Rotich now turns to former and serving CEOs for taxman's board [Business Daily (Kenya)]
(Business Daily (Kenya) Via Acquire Media NewsEdge) Treasury secretary Henry Rotich has turned to former and serving CEOs for Kenya Revenue Authority board positions.
The minister has appointed Mary M'Mukindia, a former CEO of National Oil Corporation of Kenya (Nock), and Constantine Kandie, the chief executive of the Leadership and Governance Advisory Group, as members of the KRA board for three years effective August 14.
He has also renewed the term of Kibuga Kariithi, a former CEO of the Nairobi Securities Exchange, as the mandate of KRA's board appointed in March 2010 expired.
The appointments come at a time when the taxman faces a higher revenue target in the current financial year, with the fresh board members expected to drive strategies to help meet the targets.
"The Treasury Cabinet secretary appoints (the three) to be members of the board of KRA for a period of three years, with effect from August 14," reads part of the gazette notice dated August 15.
Ms M'Mukindia has held a number of executive roles among them CEO of Nock, general manager of the Petroleum Institute of East Africa, and senior manager at ExxonMobil.
She is currently a programme officer at the United Nations Environmental Programme where she is in charge of developing clean fuel policies in line with the global green agenda.
Ms Kandie is a former executive director of the Eastern Africa Grain Council and has served in a senior capacity in a number of organisations.
Mr Kariithi is a former CEO of the NSE and City Finance Bank Ltd, which later merged with Jamii Bora Kenya Ltd.
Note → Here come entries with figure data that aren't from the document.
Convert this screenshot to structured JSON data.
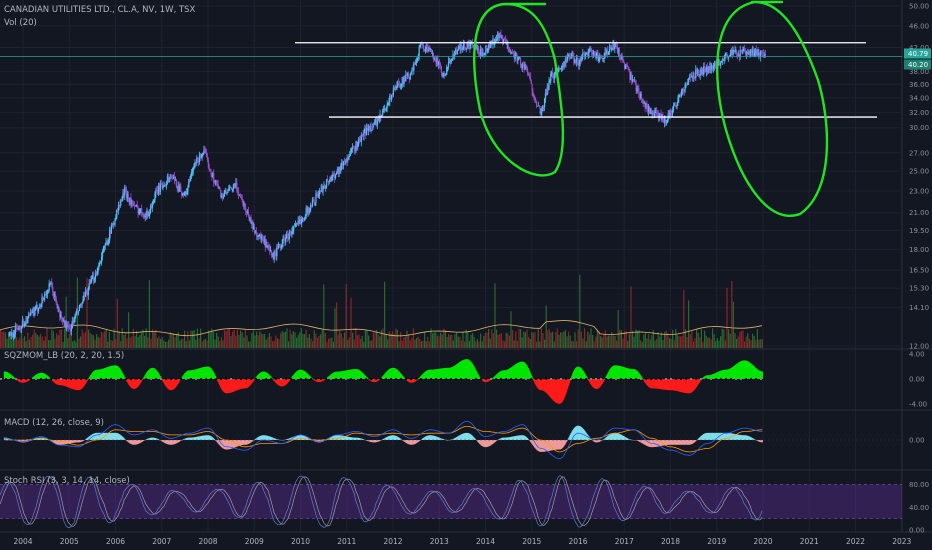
{
  "header": {
    "symbol_line": "CANADIAN UTILITIES LTD., CL.A, NV, 1W, TSX",
    "volume_label": "Vol (20)"
  },
  "price_badges": {
    "current": "40.79",
    "line_value": "40.20"
  },
  "colors": {
    "background": "#131722",
    "candle_up": "#4fc3f7",
    "candle_down": "#9c4dcc",
    "annotation_green": "#22e322",
    "line_white": "#ffffff",
    "teal_line": "#26a69a",
    "volume_up": "#2e7d32",
    "volume_down": "#a52a2a",
    "volume_ma": "#e0b46a",
    "squeeze_up": "#00e600",
    "squeeze_down": "#ff1a1a",
    "macd_line": "#2962ff",
    "signal_line": "#ff9800",
    "stoch_k": "#5b7bd5",
    "stoch_d": "#9e9e9e",
    "stoch_band": "#5c2d91"
  },
  "chart_data": [
    {
      "id": "price",
      "type": "candlestick",
      "title": "CANADIAN UTILITIES LTD., CL.A, NV, 1W, TSX",
      "x_axis_ticks": [
        "2004",
        "2005",
        "2006",
        "2007",
        "2008",
        "2009",
        "2010",
        "2011",
        "2012",
        "2013",
        "2014",
        "2015",
        "2016",
        "2017",
        "2018",
        "2019",
        "2020",
        "2021",
        "2022",
        "2023"
      ],
      "y_axis_ticks": [
        12.0,
        14.1,
        15.3,
        16.5,
        18.0,
        19.5,
        21.0,
        23.0,
        25.0,
        27.0,
        30.0,
        32.0,
        34.0,
        36.0,
        38.0,
        42.0,
        46.0,
        50.0
      ],
      "y_scale": "log",
      "x": [
        2003.7,
        2004.0,
        2004.3,
        2004.6,
        2004.8,
        2005.0,
        2005.3,
        2005.6,
        2005.9,
        2006.2,
        2006.4,
        2006.7,
        2006.9,
        2007.2,
        2007.5,
        2007.7,
        2007.9,
        2008.1,
        2008.3,
        2008.6,
        2008.8,
        2009.0,
        2009.2,
        2009.4,
        2009.6,
        2009.9,
        2010.2,
        2010.5,
        2010.8,
        2011.1,
        2011.4,
        2011.7,
        2011.9,
        2012.1,
        2012.4,
        2012.6,
        2012.9,
        2013.1,
        2013.3,
        2013.5,
        2013.7,
        2013.9,
        2014.1,
        2014.3,
        2014.6,
        2014.9,
        2015.0,
        2015.2,
        2015.4,
        2015.6,
        2015.8,
        2016.0,
        2016.2,
        2016.5,
        2016.8,
        2017.1,
        2017.3,
        2017.5,
        2017.7,
        2017.9,
        2018.1,
        2018.3,
        2018.5,
        2018.8,
        2019.0,
        2019.2,
        2019.4,
        2019.6,
        2019.9,
        2020.05
      ],
      "close": [
        12.5,
        13.2,
        14.0,
        15.5,
        13.6,
        12.8,
        14.5,
        16.5,
        19.5,
        23.0,
        21.5,
        20.8,
        23.0,
        24.5,
        22.5,
        25.5,
        27.2,
        24.5,
        22.5,
        23.5,
        21.5,
        19.5,
        18.6,
        17.4,
        18.5,
        19.8,
        21.5,
        23.5,
        25.0,
        27.0,
        29.5,
        31.0,
        33.5,
        36.0,
        37.5,
        42.5,
        40.5,
        37.0,
        41.0,
        42.0,
        42.5,
        41.0,
        42.5,
        44.0,
        41.0,
        38.0,
        35.5,
        31.5,
        37.0,
        38.5,
        40.5,
        39.5,
        41.5,
        40.0,
        42.5,
        37.5,
        35.0,
        32.5,
        31.5,
        31.0,
        33.0,
        35.5,
        37.5,
        38.5,
        39.0,
        40.8,
        41.0,
        41.0,
        41.0,
        41.0
      ],
      "horizontal_lines": [
        42.5,
        31.5
      ],
      "current_price": 40.79
    },
    {
      "id": "volume",
      "type": "bar",
      "title": "Vol (20)",
      "note": "volume histogram with 20-period moving average overlay; no values printed"
    },
    {
      "id": "squeeze",
      "type": "area",
      "title": "SQZMOM_LB (20, 2, 20, 1.5)",
      "y_axis_ticks": [
        4.0,
        0.0,
        -4.0
      ],
      "x": [
        2003.6,
        2004.0,
        2004.4,
        2004.8,
        2005.2,
        2005.6,
        2006.0,
        2006.4,
        2006.8,
        2007.2,
        2007.6,
        2008.0,
        2008.4,
        2008.8,
        2009.2,
        2009.6,
        2010.0,
        2010.4,
        2010.8,
        2011.2,
        2011.6,
        2012.0,
        2012.4,
        2012.8,
        2013.2,
        2013.6,
        2014.0,
        2014.4,
        2014.8,
        2015.2,
        2015.6,
        2016.0,
        2016.4,
        2016.8,
        2017.2,
        2017.6,
        2018.0,
        2018.4,
        2018.8,
        2019.2,
        2019.6,
        2020.0
      ],
      "values": [
        1.2,
        -0.6,
        1.0,
        -1.0,
        -1.8,
        1.5,
        2.2,
        -1.6,
        1.8,
        -1.8,
        1.4,
        2.0,
        -2.3,
        -1.5,
        1.2,
        -1.2,
        1.5,
        -0.5,
        1.2,
        1.6,
        -0.5,
        1.8,
        -0.6,
        1.5,
        1.8,
        3.2,
        -0.5,
        1.4,
        2.8,
        -1.8,
        -4.0,
        2.0,
        -1.6,
        2.2,
        1.6,
        -1.5,
        -1.8,
        -2.3,
        0.6,
        1.5,
        3.0,
        1.2
      ]
    },
    {
      "id": "macd",
      "type": "line",
      "title": "MACD (12, 26, close, 9)",
      "y_axis_ticks": [
        0.0
      ],
      "x": [
        2003.6,
        2004.0,
        2004.4,
        2004.8,
        2005.2,
        2005.6,
        2006.0,
        2006.4,
        2006.8,
        2007.2,
        2007.6,
        2008.0,
        2008.4,
        2008.8,
        2009.2,
        2009.6,
        2010.0,
        2010.4,
        2010.8,
        2011.2,
        2011.6,
        2012.0,
        2012.4,
        2012.8,
        2013.2,
        2013.6,
        2014.0,
        2014.4,
        2014.8,
        2015.2,
        2015.6,
        2016.0,
        2016.4,
        2016.8,
        2017.2,
        2017.6,
        2018.0,
        2018.4,
        2018.8,
        2019.2,
        2019.6,
        2020.0
      ],
      "series": [
        {
          "name": "MACD",
          "values": [
            0.1,
            -0.1,
            0.2,
            -0.3,
            -0.4,
            0.3,
            0.9,
            0.3,
            0.6,
            0.1,
            0.4,
            0.7,
            -0.4,
            -0.6,
            0.0,
            -0.2,
            0.3,
            -0.1,
            0.3,
            0.5,
            0.2,
            0.6,
            0.1,
            0.6,
            0.4,
            1.1,
            0.2,
            0.5,
            0.9,
            -0.5,
            -1.1,
            0.4,
            0.0,
            0.7,
            0.6,
            -0.2,
            -0.6,
            -0.9,
            -0.2,
            0.4,
            0.7,
            0.5
          ]
        },
        {
          "name": "Signal",
          "values": [
            0.0,
            0.0,
            0.1,
            -0.1,
            -0.3,
            0.0,
            0.6,
            0.5,
            0.5,
            0.3,
            0.3,
            0.5,
            0.0,
            -0.4,
            -0.2,
            -0.2,
            0.1,
            0.0,
            0.1,
            0.4,
            0.3,
            0.4,
            0.3,
            0.4,
            0.4,
            0.8,
            0.5,
            0.4,
            0.7,
            0.0,
            -0.7,
            -0.2,
            0.1,
            0.4,
            0.6,
            0.1,
            -0.4,
            -0.7,
            -0.5,
            0.1,
            0.5,
            0.6
          ]
        }
      ]
    },
    {
      "id": "stoch_rsi",
      "type": "line",
      "title": "Stoch RSI (3, 3, 14, 14, close)",
      "y_axis_ticks": [
        80.0,
        40.0,
        0.0
      ],
      "band": [
        20,
        80
      ]
    }
  ]
}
He is also a founder of Baraka Africa Fund and a director of Afrika Investment Bank, a member of the Nairobi bourse.
The three join KRA in a financial year when it is expected to collect Sh973.5 billion, the most ambitious target in the agency's history.
(READ: Treasury sets record revenue collection target for KRA)
The taxman announced total revenue collection of Sh800.4 billion in the 12 months to June, falling 9.1 per cent short of the initial target of Sh881.2 billion.
Among measures planned by KRA to raise more revenue include use of automated electronic tax registers and stricter enforcement of value added tax, where it has faced major leakages partly due to numerous exemptions that have now been eliminated.
Higher revenue collection by KRA is meant to help plug the huge budget deficit as the government moves to spend a total of Sh1.6 trillion this financial year.
Treasury expects revenues and grants to hit Sh1.2 trillion, leaving State coffers with a massive deficit of Sh356.9 billion.